The first portrait of what was to develop into an extraordinary collection had arrived on the scene a number of years before the house was finished, when in 1972, the couple acquired Girl with Cherries, a 19th-century painting by Mallorcan artist Juan Mestre. Gradually, over the decades, she was joined by 132 more portraits, with the focus of the collection shifting to 16th and 17th century portraiture.

“This selection enables us to follow the evolution of a certain way of depicting children as well as reflecting the metamorphosis of clothing,” says Ben Jakober of the collection, which is housed in a startling underground space, El Aljibe, a former water tank next to the house.

“There’s a slow evolution from an elegant austerity towards a frivolous exuberance. From the 19th century we can perceive a greater degree of expressiveness.”

Indeed, in the earlier portraits childhood doesn’t look like much fun at all. Dwarfed by their surroundings, standing stiffly and rigidly posed rather than at play, these are small adults mirroring future adult roles; they are the means to dynastic continuity.

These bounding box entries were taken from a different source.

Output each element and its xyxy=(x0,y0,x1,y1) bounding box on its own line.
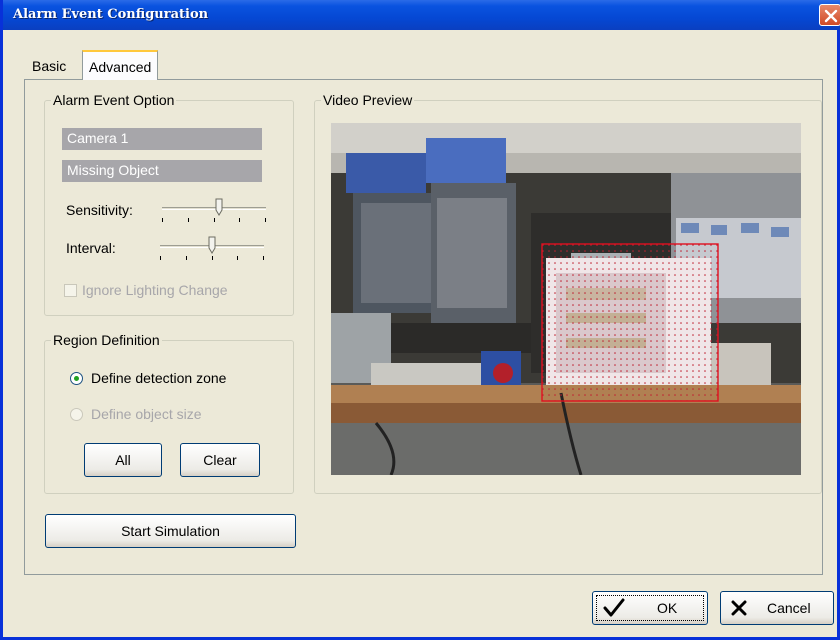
sensitivity-slider[interactable] xyxy=(162,198,266,224)
video-preview[interactable] xyxy=(331,123,801,475)
ignore-lighting-label: Ignore Lighting Change xyxy=(82,282,228,298)
interval-slider[interactable] xyxy=(160,236,264,262)
slider-tick xyxy=(237,256,238,260)
slider-thumb[interactable] xyxy=(208,236,216,254)
interval-label: Interval: xyxy=(66,240,116,256)
camera-frame-image xyxy=(331,123,801,475)
slider-tick xyxy=(239,218,240,222)
define-size-label: Define object size xyxy=(91,406,202,422)
all-button[interactable]: All xyxy=(84,443,162,477)
camera-field: Camera 1 xyxy=(62,128,262,150)
video-preview-legend: Video Preview xyxy=(323,92,413,108)
event-type-field: Missing Object xyxy=(62,160,262,182)
slider-tick xyxy=(263,256,264,260)
ignore-lighting-checkbox[interactable]: Ignore Lighting Change xyxy=(64,282,228,298)
close-icon xyxy=(824,9,838,23)
tab-advanced[interactable]: Advanced xyxy=(82,50,159,80)
checkmark-icon xyxy=(603,598,625,617)
slider-tick xyxy=(162,218,163,222)
start-simulation-button[interactable]: Start Simulation xyxy=(45,514,296,548)
radio-button-selected[interactable] xyxy=(70,372,83,385)
slider-tick xyxy=(265,218,266,222)
alarm-event-option-legend: Alarm Event Option xyxy=(53,92,175,108)
slider-tick xyxy=(188,218,189,222)
clear-button[interactable]: Clear xyxy=(180,443,260,477)
define-zone-label: Define detection zone xyxy=(91,370,227,386)
radio-button[interactable] xyxy=(70,408,83,421)
detection-zone[interactable] xyxy=(542,244,718,401)
tab-basic[interactable]: Basic xyxy=(26,54,73,78)
slider-tick xyxy=(186,256,187,260)
close-button[interactable] xyxy=(819,4,840,26)
ok-label: OK xyxy=(657,600,678,616)
region-definition-legend: Region Definition xyxy=(53,332,160,348)
slider-tick xyxy=(160,256,161,260)
slider-thumb[interactable] xyxy=(215,198,223,216)
cancel-label: Cancel xyxy=(767,600,811,616)
title-bar[interactable]: Alarm Event Configuration xyxy=(3,0,840,30)
define-size-radio[interactable]: Define object size xyxy=(70,406,202,422)
ok-button[interactable]: OK xyxy=(592,591,708,625)
sensitivity-label: Sensitivity: xyxy=(66,202,133,218)
define-zone-radio[interactable]: Define detection zone xyxy=(70,370,226,386)
window-title: Alarm Event Configuration xyxy=(13,7,209,22)
close-icon xyxy=(731,600,747,616)
slider-tick xyxy=(214,218,215,222)
cancel-button[interactable]: Cancel xyxy=(720,591,834,625)
slider-tick xyxy=(212,256,213,260)
checkbox-box[interactable] xyxy=(64,284,77,297)
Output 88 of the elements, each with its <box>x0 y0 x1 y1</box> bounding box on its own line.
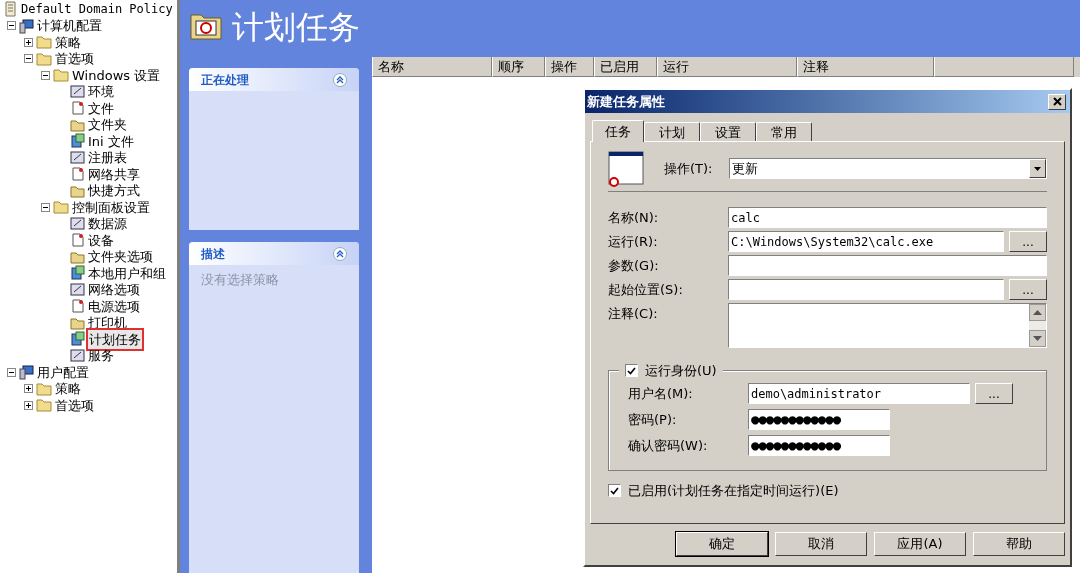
field-label: 参数(G): <box>608 257 660 275</box>
item-icon <box>70 281 85 298</box>
expand-expander-icon[interactable] <box>24 384 33 394</box>
folder-icon <box>36 50 52 67</box>
input-field[interactable] <box>728 279 1004 300</box>
item-icon <box>70 166 85 183</box>
field-label: 起始位置(S): <box>608 281 684 299</box>
checkbox-label: 已启用(计划任务在指定时间运行)(E) <box>628 482 839 500</box>
dialog-button[interactable]: 应用(A) <box>874 532 966 556</box>
item-icon <box>70 265 85 282</box>
folder-icon <box>36 34 52 51</box>
item-icon <box>70 331 85 348</box>
computer-icon <box>19 364 34 381</box>
page-title: 计划任务 <box>232 10 360 44</box>
folder-icon <box>53 199 69 216</box>
item-icon <box>70 133 85 150</box>
collapse-expander-icon[interactable] <box>24 54 33 64</box>
folder-icon <box>36 380 52 397</box>
collapse-expander-icon[interactable] <box>41 70 50 80</box>
column-header[interactable]: 注释 <box>797 57 934 77</box>
browse-button[interactable]: ... <box>1009 231 1047 252</box>
input-field[interactable]: demo\administrator <box>748 383 970 404</box>
expand-expander-icon[interactable] <box>24 37 33 47</box>
tree-item[interactable]: 用户配置 <box>37 362 89 382</box>
item-icon <box>70 83 85 100</box>
folder-icon <box>36 397 52 414</box>
collapse-chevron-icon <box>333 246 347 261</box>
tab[interactable]: 常用 <box>756 122 812 141</box>
check-mark-icon <box>610 486 619 495</box>
panel-title: 正在处理 <box>201 71 249 89</box>
tree-item[interactable]: 服务 <box>88 346 114 366</box>
tree-item[interactable]: Default Domain Policy <box>21 0 173 19</box>
tab[interactable]: 设置 <box>700 122 756 141</box>
item-icon <box>70 215 85 232</box>
field-label: 名称(N): <box>608 209 660 227</box>
field-label: 注释(C): <box>608 305 659 323</box>
comment-text-area[interactable] <box>728 303 1047 348</box>
column-header[interactable]: 操作 <box>545 57 594 77</box>
field-label: 确认密码(W): <box>628 436 709 455</box>
dialog-button[interactable]: 取消 <box>775 532 867 556</box>
collapse-expander-icon[interactable] <box>7 21 16 31</box>
check-mark-icon <box>627 366 636 375</box>
task-window-icon <box>608 150 644 187</box>
panel-title: 描述 <box>201 245 225 263</box>
folder-icon <box>53 67 69 84</box>
password-field[interactable]: ●●●●●●●●●●●● <box>748 409 890 430</box>
password-field[interactable]: ●●●●●●●●●●●● <box>748 435 890 456</box>
checkbox[interactable] <box>608 484 621 498</box>
tree-item[interactable]: 计划任务 <box>88 329 142 349</box>
panel-text: 没有选择策略 <box>200 271 280 289</box>
column-header[interactable] <box>934 57 1074 77</box>
column-header[interactable]: 顺序 <box>492 57 545 77</box>
dialog-title: 新建任务属性 <box>587 92 665 111</box>
collapse-chevron-icon <box>333 72 347 87</box>
checkbox-label: 运行身份(U) <box>645 362 717 380</box>
column-header[interactable]: 运行 <box>657 57 797 77</box>
item-icon <box>70 100 85 117</box>
item-icon <box>70 232 85 249</box>
item-icon <box>70 149 85 166</box>
field-label: 用户名(M): <box>628 384 694 403</box>
item-icon <box>70 298 85 315</box>
dialog-button[interactable]: 帮助 <box>973 532 1065 556</box>
column-header[interactable]: 名称 <box>372 57 492 77</box>
action-dropdown[interactable]: 更新 <box>729 158 1047 179</box>
dropdown-arrow-icon <box>1034 166 1041 171</box>
collapse-expander-icon[interactable] <box>41 202 50 212</box>
browse-button[interactable]: ... <box>1009 279 1047 300</box>
input-field[interactable]: C:\Windows\System32\calc.exe <box>728 231 1004 252</box>
dialog-button[interactable]: 确定 <box>676 532 768 556</box>
field-label: 密码(P): <box>628 410 678 429</box>
close-icon <box>1052 97 1062 106</box>
collapse-expander-icon[interactable] <box>7 367 16 377</box>
field-label: 运行(R): <box>608 233 659 251</box>
computer-icon <box>19 17 34 34</box>
scroll-down-icon <box>1029 330 1046 347</box>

You can see that these infants are destined for great things – they pose immobile, surrounded by symbols and props: sceptres, crowns, thrones and extravagant,

luxurious fabrics.

In the mid-18th century, though, there’s a shift in how children are viewed. Post Jean-Jacques Rousseau, the Enlightenment child is seen as a distinct social category, as inhabiting a world of extreme innocence. Visual representations of childhood reflect these changing views. Increasingly, spontaneous, realistic-looking children are shown outdoors, often at play, close to animals and part of a larger natural world.

And the great outdoors is something you emerge into after an hour or so in the subterranean gallery. The landscaped grounds of the finca are dotted with monumental sculptures by Ben, who is of Hungarian descent, and his French-born wife Yannick. It was Yannick who designed the rose garden, planted over the years with more than one hundred varieties of old and English roses and conceived as a mediaeval walled garden where the flowers grow alongside a herbarium of aromatic plants. But long after you have left the Finca Sa Bassa Blanca behind, it is the collection of children’s portraits that remains with you.

“It’s obvious that these princes and princesses experienced a childhood utterly different from what we understand today by that term,” says Ben. “But nevertheless, these faces, gazing out from the distant past, express perfectly the enigma and all-too fleeting nature of childhood.”